How do you create the key vault, I use the following script to create key vault and get CertificateURL.
New-AzureRmKeyVault -VaultName $KeyVaultName -ResourceGroupName $ResourceGroup -Location $Location -sku standard -EnabledForDeployment
#Creates a new selfsigned cert and exports a pfx cert to a directory on disk
$NewCert = New-SelfSignedCertificate -CertStoreLocation Cert:\CurrentUser\My -DnsName $CertDNSName
Export-PfxCertificate -FilePath $CertFileFullPath -Password $SecurePassword -Cert $NewCert
Import-PfxCertificate -FilePath $CertFileFullPath -Password $SecurePassword -CertStoreLocation Cert:\LocalMachine\My
#Reads the content of the certificate and converts it into a json format
$Bytes = [System.IO.File]::ReadAllBytes($CertFileFullPath)
$Base64 = [System.Convert]::ToBase64String($Bytes)
$JSONBlob = #{
data = $Base64
dataType = 'pfx'
password = $Password
} | ConvertTo-Json
$ContentBytes = [System.Text.Encoding]::UTF8.GetBytes($JSONBlob)
$Content = [System.Convert]::ToBase64String($ContentBytes)
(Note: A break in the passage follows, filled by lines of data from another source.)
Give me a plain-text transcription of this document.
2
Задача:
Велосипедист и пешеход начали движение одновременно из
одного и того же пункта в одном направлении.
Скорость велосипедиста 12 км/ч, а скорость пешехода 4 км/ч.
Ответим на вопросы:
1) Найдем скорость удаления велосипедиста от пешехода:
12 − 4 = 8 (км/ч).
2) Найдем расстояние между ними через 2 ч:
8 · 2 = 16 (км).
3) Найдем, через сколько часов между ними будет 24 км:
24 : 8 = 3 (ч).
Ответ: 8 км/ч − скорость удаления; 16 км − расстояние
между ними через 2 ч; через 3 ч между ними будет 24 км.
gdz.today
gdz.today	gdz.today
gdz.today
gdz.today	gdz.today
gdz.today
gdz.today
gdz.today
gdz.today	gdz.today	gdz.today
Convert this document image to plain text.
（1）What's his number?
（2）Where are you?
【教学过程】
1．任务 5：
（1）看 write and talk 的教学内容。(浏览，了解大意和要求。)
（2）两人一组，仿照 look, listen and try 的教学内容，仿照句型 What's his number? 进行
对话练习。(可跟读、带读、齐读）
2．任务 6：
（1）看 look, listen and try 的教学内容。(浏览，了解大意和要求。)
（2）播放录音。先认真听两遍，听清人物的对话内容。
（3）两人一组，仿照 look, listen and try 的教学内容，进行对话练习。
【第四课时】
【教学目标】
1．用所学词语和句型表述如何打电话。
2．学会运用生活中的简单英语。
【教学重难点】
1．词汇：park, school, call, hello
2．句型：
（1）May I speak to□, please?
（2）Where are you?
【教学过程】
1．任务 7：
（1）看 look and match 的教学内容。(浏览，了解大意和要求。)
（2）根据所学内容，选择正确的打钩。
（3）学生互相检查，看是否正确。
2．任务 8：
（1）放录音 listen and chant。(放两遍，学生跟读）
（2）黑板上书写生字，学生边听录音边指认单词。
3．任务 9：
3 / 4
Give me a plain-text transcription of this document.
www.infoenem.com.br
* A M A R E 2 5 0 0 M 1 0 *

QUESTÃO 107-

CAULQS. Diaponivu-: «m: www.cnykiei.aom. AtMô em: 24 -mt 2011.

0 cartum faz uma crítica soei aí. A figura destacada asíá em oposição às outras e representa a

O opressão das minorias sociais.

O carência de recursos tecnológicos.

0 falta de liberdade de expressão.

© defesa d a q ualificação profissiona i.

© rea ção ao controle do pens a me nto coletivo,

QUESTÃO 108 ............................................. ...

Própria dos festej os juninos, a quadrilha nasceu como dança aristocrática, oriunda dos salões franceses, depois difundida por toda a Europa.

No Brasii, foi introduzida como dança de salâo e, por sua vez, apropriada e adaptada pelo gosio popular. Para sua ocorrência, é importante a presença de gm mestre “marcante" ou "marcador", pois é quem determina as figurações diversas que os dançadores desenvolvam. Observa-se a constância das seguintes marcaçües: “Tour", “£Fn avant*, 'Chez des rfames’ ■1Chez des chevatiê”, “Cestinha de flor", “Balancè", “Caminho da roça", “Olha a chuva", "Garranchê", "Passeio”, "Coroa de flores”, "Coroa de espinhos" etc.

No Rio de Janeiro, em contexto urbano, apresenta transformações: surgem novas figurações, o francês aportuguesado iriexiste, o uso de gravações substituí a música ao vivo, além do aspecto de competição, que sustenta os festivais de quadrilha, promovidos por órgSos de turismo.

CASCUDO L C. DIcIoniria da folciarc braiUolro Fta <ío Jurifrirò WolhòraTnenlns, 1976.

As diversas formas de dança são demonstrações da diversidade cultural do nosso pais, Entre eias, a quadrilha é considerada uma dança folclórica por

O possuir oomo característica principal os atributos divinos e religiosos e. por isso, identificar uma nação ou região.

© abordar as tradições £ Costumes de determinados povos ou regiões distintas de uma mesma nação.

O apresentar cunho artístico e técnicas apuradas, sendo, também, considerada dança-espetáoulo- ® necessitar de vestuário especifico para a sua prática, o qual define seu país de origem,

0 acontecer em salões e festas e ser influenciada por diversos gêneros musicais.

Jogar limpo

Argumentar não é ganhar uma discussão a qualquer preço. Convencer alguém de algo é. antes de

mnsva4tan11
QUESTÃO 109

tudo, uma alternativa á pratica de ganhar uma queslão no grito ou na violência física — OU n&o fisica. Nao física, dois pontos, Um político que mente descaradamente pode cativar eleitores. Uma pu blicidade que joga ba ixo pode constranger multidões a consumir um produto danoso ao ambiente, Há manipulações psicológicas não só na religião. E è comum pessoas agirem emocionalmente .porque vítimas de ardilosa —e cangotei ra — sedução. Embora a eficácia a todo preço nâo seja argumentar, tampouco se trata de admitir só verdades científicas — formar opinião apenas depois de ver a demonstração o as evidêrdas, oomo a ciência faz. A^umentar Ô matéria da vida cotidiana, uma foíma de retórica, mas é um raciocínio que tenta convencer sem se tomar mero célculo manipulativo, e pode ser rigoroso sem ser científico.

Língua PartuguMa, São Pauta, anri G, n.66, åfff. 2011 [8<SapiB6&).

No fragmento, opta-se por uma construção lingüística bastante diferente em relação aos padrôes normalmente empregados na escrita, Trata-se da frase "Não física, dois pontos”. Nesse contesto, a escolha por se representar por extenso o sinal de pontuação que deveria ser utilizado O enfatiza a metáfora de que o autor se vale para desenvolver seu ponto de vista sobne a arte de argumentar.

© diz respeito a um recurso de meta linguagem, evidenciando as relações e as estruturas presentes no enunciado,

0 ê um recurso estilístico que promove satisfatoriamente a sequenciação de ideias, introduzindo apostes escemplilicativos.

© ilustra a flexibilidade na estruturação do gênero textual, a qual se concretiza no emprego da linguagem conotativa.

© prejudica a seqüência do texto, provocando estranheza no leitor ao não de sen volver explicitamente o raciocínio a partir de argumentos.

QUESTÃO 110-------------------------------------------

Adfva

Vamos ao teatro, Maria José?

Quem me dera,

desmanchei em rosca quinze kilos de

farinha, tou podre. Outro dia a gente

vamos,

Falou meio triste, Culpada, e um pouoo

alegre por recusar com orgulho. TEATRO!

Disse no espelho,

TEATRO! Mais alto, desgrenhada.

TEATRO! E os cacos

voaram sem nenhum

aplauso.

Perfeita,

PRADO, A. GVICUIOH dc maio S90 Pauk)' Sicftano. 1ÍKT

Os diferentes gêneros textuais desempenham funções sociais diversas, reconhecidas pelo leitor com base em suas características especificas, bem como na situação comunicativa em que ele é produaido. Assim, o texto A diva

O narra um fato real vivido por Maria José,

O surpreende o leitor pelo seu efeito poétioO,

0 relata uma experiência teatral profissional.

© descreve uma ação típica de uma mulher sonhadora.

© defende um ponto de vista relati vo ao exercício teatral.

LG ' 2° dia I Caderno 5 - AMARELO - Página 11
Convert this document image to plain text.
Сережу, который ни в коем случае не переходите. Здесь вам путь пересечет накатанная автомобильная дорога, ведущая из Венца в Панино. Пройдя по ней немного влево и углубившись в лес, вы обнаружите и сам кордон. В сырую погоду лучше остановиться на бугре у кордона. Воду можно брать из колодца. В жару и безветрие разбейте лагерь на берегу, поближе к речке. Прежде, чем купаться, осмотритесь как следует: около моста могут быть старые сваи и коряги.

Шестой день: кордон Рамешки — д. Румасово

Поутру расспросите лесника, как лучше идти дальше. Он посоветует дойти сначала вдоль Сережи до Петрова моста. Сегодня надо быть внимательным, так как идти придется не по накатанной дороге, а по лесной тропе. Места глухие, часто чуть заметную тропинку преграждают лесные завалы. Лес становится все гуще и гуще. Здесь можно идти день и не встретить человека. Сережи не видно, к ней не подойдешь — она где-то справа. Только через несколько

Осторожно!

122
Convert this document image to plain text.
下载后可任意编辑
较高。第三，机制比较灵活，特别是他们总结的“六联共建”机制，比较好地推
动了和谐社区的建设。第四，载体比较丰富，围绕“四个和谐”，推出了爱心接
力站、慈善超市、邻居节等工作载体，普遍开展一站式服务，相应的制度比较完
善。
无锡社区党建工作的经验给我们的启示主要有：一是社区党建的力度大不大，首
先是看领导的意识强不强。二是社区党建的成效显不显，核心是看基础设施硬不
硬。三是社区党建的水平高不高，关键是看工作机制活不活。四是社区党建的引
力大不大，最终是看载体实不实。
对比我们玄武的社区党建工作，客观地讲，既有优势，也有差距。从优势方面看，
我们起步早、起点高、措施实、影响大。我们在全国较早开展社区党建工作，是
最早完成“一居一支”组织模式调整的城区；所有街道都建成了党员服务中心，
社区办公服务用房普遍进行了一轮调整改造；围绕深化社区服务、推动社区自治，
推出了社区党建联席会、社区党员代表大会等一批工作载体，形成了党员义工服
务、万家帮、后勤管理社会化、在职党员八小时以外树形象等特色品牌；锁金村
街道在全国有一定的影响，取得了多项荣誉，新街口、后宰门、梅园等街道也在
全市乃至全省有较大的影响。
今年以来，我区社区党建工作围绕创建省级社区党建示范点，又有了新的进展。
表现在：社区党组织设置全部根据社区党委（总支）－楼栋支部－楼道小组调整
#Converts the json content a secure string
$SecretValue = ConvertTo-SecureString -String $Content -AsPlainText -Force
#Creates a new secret in Azure Key Vault
$NewSecret = Set-AzureKeyVaultSecret -VaultName $KeyVaultName -Name $KeyVaultSecretName -SecretValue $SecretValue -Verbose
#Writes out the information you need for creating a secure cluster
Write-Host
Write-Host "Resource Id: "$(Get-AzureRmKeyVault -VaultName $KeyVaultName).ResourceId
Write-Host "Secret URL : "$NewSecret.Id
Write-Host "Thumbprint : "$NewCert.Thumbprint
More information about this, please refer to this blog.
I suggest you could check your Resource Id format. The correct format is like /subscriptions/***************/resourceGroups/westus-mykeyvault/providers/Microsoft.KeyVault/vaults/shuisfsvault. You could create SF cluster on Azure Portal firstly.
If it still does not work, I suggest you could check your key vault, do you give enough permission to it?
Note: For test, you could give all permission to the user.